Yağmur'un doktorlarından Çocuk Gastroenteroloji Bilim Dalı Öğretim Üyesi Dr. Tanju Özkan, tedavi sürecini DHA mikrofonlarına anlattı. Özkan, Ahıskalı Yağmur'un geldiğinde binlerle ifade edilebilecek olumsuz değerleri olduğunu, nakil ihtiyacının hayati önem taşıdığını belirtti. Dr. Özkan konuşmasının devamında şunları söyledi
Yağmur'un Şevket Yılmaz Eğitim ve Araştırma Hastanesinden tanısının konulduğu andan itibaren ekip olarak devreye girdik. Ahıska Türkleri ne yazık ki çocuk da olsalar yasal olarak sağlık sigortası kapsamına girmedikleri için büyük bir sıkıntı ortaya çıkıyor. Çünkü nakil çok pahalı bir işlem ve devletin bunu kabul edip karşılayabilir olması gerekiyor. Biz bu süreçte Uludağ Üniversitesi Organ Nakli Ekibi ile bağlantı kurduk. Ekiplerimiz gerekli temasları kurdular ve nakil için gerekli hazırlıklara başladık. Yağmur'un babası da karaciğer donörü olarak hazırlandı. Operasyonun gerçekleşeceği zamana kadar hastamızın beyin fonksiyonlarının ve karaciğer fonksiyonlarının korunabilmesi için destek tedavilerine başladık. Bu destek tedavilerinin en önemlisi Türkiye'de bizim bölümümüzün ilk kez uygulamaya soktuğu plazmaferez denilen yöntem oldu.

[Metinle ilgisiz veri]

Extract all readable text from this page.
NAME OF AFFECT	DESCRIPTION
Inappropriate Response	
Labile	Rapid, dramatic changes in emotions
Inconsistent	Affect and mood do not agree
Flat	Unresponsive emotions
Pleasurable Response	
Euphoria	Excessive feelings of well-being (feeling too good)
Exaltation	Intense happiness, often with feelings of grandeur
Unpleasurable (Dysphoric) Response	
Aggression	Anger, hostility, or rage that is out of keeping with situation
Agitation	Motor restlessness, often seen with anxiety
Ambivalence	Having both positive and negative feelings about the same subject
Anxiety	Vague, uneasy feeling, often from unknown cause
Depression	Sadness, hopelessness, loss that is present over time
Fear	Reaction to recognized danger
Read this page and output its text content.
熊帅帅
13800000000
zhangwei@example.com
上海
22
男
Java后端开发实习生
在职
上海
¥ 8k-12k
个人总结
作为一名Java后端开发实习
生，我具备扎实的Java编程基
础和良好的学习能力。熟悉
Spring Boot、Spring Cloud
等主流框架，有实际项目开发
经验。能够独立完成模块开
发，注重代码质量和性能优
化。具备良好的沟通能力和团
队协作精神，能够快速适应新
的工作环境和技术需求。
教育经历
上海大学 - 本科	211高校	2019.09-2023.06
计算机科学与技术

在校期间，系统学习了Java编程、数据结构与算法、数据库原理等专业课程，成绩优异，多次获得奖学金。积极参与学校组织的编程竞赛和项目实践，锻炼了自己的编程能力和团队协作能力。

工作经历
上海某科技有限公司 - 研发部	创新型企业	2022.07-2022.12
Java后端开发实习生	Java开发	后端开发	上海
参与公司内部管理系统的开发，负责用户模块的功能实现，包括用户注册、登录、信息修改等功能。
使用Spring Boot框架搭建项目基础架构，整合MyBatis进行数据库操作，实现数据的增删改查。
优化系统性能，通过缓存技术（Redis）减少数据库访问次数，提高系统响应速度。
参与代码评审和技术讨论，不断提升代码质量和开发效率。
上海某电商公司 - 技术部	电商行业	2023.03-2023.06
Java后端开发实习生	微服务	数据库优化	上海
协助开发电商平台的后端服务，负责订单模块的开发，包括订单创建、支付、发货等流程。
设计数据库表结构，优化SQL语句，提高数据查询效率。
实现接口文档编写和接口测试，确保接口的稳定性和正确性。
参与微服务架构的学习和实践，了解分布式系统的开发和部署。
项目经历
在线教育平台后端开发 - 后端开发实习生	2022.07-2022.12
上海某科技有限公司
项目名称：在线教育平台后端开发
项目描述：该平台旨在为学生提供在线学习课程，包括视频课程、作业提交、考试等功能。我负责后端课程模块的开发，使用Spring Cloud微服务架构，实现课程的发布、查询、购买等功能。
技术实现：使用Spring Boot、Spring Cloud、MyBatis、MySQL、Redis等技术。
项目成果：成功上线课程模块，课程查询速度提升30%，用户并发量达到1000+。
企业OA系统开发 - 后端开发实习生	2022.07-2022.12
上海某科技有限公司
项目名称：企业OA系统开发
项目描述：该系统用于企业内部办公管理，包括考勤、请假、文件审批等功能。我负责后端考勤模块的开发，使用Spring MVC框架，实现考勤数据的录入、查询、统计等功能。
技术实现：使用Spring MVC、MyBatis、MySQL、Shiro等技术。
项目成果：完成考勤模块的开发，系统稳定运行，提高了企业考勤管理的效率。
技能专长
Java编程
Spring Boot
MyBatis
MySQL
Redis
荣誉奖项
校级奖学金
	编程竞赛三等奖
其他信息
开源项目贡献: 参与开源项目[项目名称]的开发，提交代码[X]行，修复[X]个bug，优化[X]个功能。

Bu yöntem ile karaciğerde zararlı etki oluşturabilecek bütün maddeler vücuttan uzaklaştırıldı. Yağmur ilk geldiğinde solunum desteği vermek zorunda kaldığımız ve karaciğer kaynaklı beyinle ilgili fonksiyon bozukluğu olan bilinci kapalı bir çocuktu. Ancak bütün bu destek tedaviler sonunda 3'üncü günden sonra yavaş yavaş düzelmeler başladı.Hastamız şimdi gayet iyi durumda. Biz ona şefkat, merhamet gösterdik, o da iyileşerek bize karşılık verdi. Karaciğer fonksiyonları nakle ihtiyaç kalmadan normale döndü.
Öte yandan tedavinin bundan sonraki süreci ile ilgili bilgiler veren Dr. Taner Özgür, Hastamız şu anda gayet iyi durumda. Karaciğer nakline gerek kalmadı. Biz de çok mutluyuz. Şu anda hastalığı oluşturan sebepler üzerine çalışmalar yürütüyoruz. Hastalığın tekrarlanıp tekrarlanmayacağı bu çalışmaların ardından daha net görülecektir. Yağmur bir süre daha gözetimimiz altında kalacak dedi.